Nei giorni scorsi sono stata in vacanza in Trentino Alto Adige e ho scoperto qualcosa che non conoscevo. Tutto nasce dal fatto che, camminando nei boschi, mi sono più volte imbattuta in cataste di legna numerate e contrassegnate con i nomi di varie frazioni della zona.
In questa regione esistono ancora oggi porzioni di pascolo e di bosco che hanno proprietà collettiva. Si tratta di aree le cui risorse (legna, erba e fieno per gli animali) vengono sfruttate in comunione dalle varie comunità montane e suddivise tra le persone che di tali comunità fanno parte.
Da quello che ho capito, domandando un po’ in giro, proprietà collettive, usi civici e determinate “servitù”, nate nel Medioevo, si sono progressivamente ridotte nei secoli, ma mai si sono estinte.
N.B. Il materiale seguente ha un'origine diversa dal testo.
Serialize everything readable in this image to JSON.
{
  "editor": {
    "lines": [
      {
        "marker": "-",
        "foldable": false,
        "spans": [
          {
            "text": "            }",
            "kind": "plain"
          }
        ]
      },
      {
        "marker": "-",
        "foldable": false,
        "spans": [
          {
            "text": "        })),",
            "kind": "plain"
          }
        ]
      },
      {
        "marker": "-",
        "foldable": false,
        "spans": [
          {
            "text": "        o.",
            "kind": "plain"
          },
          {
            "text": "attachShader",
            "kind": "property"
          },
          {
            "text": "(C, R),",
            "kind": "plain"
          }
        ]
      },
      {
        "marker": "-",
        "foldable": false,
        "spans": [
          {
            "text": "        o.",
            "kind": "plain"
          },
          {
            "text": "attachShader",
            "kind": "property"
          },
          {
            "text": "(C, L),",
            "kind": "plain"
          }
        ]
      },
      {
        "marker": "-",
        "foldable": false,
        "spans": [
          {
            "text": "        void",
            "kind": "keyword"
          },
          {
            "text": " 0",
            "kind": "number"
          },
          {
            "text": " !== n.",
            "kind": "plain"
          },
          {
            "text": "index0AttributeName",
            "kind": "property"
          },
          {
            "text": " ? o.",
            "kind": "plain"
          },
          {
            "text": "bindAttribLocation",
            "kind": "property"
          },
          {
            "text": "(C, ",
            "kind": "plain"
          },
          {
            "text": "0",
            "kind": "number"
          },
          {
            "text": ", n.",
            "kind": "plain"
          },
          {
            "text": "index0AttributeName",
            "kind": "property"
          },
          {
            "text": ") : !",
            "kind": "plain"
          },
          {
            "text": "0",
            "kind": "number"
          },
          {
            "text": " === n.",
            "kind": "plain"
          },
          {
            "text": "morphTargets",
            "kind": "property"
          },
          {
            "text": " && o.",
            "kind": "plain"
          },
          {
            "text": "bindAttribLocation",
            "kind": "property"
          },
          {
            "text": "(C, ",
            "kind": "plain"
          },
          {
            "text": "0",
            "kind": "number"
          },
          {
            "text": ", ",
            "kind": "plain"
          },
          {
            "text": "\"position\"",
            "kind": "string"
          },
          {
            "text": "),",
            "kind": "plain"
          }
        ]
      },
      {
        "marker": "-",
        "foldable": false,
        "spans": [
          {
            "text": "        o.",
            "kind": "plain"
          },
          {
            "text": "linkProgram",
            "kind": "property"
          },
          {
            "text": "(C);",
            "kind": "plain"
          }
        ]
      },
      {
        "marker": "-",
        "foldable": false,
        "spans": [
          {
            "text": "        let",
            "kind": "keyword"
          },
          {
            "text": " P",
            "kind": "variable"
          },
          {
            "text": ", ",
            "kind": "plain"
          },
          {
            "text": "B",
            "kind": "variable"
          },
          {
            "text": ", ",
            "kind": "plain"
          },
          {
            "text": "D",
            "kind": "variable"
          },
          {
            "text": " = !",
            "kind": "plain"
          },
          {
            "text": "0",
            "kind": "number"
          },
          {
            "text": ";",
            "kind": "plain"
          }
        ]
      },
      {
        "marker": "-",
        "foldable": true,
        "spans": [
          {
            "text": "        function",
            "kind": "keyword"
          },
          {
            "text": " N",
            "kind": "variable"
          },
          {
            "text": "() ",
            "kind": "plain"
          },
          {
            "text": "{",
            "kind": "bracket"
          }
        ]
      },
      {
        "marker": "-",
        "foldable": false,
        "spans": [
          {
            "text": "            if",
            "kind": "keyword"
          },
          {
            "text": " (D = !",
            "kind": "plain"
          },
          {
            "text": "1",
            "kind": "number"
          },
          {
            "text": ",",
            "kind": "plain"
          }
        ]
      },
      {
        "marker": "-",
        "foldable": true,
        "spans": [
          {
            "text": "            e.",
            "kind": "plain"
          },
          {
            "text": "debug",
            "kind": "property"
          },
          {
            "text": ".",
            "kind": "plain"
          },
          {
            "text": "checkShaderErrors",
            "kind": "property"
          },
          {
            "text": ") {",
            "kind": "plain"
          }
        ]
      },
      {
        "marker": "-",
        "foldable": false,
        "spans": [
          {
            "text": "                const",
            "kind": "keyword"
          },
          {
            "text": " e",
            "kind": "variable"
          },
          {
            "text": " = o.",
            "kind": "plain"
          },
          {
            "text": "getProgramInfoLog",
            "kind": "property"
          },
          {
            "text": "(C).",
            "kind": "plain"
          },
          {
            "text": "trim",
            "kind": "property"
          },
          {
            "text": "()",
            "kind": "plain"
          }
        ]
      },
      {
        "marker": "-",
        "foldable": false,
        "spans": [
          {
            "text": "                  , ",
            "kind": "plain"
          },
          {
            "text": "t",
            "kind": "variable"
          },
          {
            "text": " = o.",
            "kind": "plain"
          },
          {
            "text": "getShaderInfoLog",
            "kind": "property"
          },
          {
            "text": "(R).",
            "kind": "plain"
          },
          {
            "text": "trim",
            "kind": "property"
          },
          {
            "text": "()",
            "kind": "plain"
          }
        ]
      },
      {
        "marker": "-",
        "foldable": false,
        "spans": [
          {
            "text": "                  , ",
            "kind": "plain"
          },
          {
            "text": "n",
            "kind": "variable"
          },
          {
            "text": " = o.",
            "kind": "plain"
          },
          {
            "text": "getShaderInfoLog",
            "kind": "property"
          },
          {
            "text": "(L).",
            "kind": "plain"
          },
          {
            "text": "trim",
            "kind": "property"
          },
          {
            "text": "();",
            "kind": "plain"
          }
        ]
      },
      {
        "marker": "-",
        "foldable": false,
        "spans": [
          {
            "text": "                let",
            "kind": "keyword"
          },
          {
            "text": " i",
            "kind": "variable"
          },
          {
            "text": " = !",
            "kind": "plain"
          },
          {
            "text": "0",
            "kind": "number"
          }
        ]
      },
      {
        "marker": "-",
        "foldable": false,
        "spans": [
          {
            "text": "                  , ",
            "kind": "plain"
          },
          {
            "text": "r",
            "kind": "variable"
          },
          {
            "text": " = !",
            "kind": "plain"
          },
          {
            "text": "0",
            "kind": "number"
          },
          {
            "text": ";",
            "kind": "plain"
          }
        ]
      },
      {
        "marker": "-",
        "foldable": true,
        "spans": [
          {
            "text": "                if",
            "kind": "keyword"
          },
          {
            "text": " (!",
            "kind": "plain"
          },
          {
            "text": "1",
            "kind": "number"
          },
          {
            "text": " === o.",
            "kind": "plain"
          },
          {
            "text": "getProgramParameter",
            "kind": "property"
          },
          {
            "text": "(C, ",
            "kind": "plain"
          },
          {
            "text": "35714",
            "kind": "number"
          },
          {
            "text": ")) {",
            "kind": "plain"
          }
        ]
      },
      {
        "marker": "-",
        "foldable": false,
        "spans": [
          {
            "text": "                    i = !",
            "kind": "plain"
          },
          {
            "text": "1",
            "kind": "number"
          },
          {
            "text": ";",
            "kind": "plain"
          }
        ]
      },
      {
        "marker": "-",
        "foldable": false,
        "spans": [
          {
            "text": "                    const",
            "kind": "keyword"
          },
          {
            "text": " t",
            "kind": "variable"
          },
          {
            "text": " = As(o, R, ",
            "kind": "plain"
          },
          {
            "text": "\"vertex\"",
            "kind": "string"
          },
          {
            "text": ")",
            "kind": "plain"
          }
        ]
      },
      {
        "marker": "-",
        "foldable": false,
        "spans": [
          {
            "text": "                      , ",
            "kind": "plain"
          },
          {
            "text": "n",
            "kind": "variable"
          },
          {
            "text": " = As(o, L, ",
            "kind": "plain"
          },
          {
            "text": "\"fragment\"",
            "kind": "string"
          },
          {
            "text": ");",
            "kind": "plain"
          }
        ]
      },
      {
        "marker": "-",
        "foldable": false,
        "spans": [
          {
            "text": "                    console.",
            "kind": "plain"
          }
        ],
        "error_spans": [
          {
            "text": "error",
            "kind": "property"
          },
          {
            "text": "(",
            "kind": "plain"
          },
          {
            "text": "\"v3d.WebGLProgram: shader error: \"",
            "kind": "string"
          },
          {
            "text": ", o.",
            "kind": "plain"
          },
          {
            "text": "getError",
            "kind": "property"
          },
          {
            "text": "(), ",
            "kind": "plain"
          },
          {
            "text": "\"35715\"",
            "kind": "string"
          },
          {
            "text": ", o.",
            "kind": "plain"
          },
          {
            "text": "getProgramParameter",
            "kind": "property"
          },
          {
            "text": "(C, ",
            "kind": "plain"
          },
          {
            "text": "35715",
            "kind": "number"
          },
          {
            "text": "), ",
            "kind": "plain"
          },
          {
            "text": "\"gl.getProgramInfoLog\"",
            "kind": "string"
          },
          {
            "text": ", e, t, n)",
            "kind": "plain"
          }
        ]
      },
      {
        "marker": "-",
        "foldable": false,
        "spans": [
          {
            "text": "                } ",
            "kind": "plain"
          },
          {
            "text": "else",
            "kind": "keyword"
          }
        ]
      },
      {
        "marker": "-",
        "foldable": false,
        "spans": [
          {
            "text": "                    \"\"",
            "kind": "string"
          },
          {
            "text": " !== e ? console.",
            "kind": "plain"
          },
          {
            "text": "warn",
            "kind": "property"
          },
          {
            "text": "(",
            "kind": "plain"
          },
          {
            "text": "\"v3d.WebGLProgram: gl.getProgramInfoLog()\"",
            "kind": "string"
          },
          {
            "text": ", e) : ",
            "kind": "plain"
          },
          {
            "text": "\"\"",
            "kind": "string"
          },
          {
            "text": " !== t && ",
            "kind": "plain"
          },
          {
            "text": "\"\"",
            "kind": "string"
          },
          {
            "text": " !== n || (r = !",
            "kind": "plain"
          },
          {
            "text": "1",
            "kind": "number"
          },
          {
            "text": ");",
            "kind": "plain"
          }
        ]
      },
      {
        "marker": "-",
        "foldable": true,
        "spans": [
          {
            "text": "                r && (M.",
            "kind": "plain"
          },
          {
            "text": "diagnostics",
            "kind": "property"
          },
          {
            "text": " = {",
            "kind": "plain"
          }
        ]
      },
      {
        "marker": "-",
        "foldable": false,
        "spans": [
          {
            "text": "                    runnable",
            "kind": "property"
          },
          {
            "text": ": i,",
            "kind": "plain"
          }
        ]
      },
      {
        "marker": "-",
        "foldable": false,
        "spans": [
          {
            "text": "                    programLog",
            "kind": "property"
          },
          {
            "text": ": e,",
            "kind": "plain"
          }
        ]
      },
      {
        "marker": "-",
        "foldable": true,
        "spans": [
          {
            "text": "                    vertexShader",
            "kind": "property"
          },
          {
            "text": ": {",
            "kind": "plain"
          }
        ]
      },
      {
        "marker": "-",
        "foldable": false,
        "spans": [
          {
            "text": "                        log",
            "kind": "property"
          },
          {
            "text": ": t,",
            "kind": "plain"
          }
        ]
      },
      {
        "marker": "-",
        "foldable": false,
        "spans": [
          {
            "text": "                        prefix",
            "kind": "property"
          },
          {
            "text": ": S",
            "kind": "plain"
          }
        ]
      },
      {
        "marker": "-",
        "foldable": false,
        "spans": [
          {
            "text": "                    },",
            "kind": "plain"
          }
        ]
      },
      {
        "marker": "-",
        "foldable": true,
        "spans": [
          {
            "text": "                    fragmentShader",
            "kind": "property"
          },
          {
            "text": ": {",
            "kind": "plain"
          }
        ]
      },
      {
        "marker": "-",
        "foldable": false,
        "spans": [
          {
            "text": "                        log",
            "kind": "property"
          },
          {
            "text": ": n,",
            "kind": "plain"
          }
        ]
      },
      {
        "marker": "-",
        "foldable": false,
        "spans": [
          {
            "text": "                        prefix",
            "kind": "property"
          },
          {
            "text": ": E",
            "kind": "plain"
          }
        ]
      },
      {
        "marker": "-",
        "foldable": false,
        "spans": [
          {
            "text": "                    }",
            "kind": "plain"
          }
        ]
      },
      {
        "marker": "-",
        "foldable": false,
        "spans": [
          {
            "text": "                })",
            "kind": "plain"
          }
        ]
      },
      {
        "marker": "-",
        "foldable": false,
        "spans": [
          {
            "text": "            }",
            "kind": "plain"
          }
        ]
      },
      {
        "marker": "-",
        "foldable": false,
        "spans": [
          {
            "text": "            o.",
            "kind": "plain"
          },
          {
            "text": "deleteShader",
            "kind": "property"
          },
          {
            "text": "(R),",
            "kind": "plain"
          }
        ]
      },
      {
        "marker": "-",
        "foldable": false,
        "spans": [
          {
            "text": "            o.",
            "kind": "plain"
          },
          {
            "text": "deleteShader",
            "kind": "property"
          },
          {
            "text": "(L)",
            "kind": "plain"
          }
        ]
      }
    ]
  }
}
Nel tempo sono state introdotte norme che tendevano sostanzialmente a sciogliere la terra dai “vincoli comunitari” per immetterla sul mercato. La persistenza di tali pratiche dimostrerebbe invece la resistenza di una volontà “collettivistica” che è della montagna trentina. Una vicenda che testimonia la capacità di autogoverno delle comunità e che aggiunge ulteriori riflessioni alla tematica della rilevanza degli usi e delle consuetudini nella disciplina degli usi civici e della proprietà collettiva.
Ha fatto alcune brevi ricerche e mi risulta che, in Italia, presenza di “terre comuni”, attraverso i secoli per arrivare al presente, si abbia anche in Friuli Venezia Giulia e in Sardegna. Credo siano buoni esempi di Commonfare, di “fare comune”. Mi piacerebbe saperne di più, se qualcuno avesse voglia di raccontare e di spiegare.